Transformers is re-purposing surplus food, destined for landfill, into nutritious school meals for thousands of schoolchildren in Kenya.
Every day, WFP and the Government of Kenya are giving a hot meal to around 1.5 million of the most vulnerable children in Kenya. These are children in some of the most food insecure locations, such as the arid and semi-arid areas, and the informal settlements around Nairobi. School meals promote access to education, good nutrition, and hygiene for children. Since May 2016, WFP has piloted a more diverse menu in selected Nairobi schools that include fresh fruits and vegetables for USD 0.11 per meal. Yet the price point is unsustainable long term, with schools often unable to afford retail pricing.
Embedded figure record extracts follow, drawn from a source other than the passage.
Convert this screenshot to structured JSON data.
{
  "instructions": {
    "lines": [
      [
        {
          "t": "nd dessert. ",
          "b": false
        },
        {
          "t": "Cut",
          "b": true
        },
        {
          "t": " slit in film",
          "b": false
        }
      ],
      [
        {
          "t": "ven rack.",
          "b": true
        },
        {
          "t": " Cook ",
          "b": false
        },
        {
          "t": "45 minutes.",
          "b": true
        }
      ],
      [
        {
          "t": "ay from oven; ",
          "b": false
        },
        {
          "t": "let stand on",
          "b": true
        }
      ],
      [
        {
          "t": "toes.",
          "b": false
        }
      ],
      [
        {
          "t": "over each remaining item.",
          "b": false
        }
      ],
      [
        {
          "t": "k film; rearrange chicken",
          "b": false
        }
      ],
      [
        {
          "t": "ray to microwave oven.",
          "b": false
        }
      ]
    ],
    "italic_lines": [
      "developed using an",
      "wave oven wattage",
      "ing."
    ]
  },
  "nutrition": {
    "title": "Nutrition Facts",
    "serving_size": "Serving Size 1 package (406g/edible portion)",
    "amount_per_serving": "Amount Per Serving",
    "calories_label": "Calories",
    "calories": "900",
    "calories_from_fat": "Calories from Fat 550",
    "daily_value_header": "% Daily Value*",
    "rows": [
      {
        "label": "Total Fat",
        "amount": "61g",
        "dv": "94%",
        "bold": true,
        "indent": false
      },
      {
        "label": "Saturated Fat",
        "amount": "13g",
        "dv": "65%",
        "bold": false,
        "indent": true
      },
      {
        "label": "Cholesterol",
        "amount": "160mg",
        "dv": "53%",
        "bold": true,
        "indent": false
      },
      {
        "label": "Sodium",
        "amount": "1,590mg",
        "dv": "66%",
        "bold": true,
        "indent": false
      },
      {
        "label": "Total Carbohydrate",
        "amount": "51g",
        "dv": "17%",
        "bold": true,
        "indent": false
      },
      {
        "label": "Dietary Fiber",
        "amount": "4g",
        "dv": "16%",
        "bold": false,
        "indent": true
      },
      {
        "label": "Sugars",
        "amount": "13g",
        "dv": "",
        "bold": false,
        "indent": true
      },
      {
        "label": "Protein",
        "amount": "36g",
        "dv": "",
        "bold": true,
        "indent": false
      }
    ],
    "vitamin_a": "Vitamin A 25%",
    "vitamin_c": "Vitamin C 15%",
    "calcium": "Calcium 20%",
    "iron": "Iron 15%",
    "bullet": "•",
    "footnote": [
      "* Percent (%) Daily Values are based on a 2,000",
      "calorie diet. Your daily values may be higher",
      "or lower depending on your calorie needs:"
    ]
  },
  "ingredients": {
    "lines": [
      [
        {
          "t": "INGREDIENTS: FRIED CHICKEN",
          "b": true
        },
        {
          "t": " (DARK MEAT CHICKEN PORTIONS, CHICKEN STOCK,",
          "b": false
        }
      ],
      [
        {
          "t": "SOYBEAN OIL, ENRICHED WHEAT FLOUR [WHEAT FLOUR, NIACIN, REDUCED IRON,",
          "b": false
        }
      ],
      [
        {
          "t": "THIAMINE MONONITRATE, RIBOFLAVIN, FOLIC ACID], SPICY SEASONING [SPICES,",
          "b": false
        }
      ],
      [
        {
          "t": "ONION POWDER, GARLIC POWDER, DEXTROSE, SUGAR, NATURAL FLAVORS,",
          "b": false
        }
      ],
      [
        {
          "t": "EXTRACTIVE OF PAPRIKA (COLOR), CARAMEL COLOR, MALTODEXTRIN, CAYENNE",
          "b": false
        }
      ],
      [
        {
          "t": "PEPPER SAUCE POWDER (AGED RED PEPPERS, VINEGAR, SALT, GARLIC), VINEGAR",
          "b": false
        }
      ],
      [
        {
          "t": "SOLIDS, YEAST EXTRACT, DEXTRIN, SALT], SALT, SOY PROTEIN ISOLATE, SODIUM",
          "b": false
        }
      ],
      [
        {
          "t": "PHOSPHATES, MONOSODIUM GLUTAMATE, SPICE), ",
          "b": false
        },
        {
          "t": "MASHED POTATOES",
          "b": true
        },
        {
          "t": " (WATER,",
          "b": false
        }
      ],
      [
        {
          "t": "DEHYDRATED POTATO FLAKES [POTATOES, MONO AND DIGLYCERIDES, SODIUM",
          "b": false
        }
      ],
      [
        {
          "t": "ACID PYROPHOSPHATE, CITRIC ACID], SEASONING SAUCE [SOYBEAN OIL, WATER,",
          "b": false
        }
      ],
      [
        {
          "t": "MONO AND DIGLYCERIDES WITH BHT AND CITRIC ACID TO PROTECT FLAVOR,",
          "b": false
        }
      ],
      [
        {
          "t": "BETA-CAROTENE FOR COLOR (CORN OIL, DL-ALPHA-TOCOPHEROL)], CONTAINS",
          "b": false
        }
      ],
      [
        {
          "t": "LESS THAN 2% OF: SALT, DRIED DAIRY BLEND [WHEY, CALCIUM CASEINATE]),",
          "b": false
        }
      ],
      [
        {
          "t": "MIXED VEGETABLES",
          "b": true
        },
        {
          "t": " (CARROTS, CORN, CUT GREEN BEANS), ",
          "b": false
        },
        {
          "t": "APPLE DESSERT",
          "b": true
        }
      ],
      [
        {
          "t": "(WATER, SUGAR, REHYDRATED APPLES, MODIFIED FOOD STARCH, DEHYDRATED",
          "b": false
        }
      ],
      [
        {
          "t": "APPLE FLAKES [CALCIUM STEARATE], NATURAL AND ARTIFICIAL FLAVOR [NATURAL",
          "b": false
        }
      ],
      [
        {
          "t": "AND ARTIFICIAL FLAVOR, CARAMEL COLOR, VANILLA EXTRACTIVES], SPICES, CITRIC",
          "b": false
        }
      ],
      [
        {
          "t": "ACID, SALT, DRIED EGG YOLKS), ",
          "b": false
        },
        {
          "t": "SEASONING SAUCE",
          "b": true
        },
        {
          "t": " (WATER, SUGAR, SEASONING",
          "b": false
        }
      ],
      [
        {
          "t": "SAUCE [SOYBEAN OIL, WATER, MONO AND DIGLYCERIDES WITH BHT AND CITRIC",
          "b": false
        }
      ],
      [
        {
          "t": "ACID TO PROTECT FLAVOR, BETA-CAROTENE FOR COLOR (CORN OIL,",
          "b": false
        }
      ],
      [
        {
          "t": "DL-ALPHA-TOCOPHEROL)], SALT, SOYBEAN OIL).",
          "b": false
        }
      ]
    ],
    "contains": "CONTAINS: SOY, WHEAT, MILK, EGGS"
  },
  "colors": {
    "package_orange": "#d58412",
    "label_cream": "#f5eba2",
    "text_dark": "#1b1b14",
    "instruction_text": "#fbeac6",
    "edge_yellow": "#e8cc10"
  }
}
At the same time, Kenya provides nearly 10 percent of the EU’s horticulture market, exporting over 115,000 MT of fresh fruit and vegetables annually. At present, the fresh fruit and vegetable international export industry sorts fresh fruits and vegetables near the Nairobi airport at pack houses. Nearly 25 percent of these fruits and vegetables that are fit for human consumption are rejected for cosmetic reasons, which amounts to over 75 MT each day. Current constraints to re-purposing these foods are due to logistics and demand- no one market can absorb the amount.
WFP’s commitment to ending hunger involves the entire cycle of the food supply chain, from farm to fork. This innovation brings those values to action, yielding victories for two food-related Sustainable Development Goals: SDG 2- by ensuring school children have access to nutritious foods and SGD 12- by reducing global food waste and food losses along production and supply chains.
With the support of the WFP Innovation Accelerator, the Transformers project seeks to capture good food destined for landfill and transform it into nutritious school meals for thousands of schoolkids in Kenya using an innovative supply chain solution, and at the same time, reduce the environmental impact of food waste.
Transformers will deliver the first delivered meal made of rejected produce in early 2017. During this phase, WFP will be testing delivery modalities, packaging and storage solutions. The scaled up phase will allow Transformers to validate the business model at scale in order to replicate in other WFP school meal countries that have high horticulture export volumes.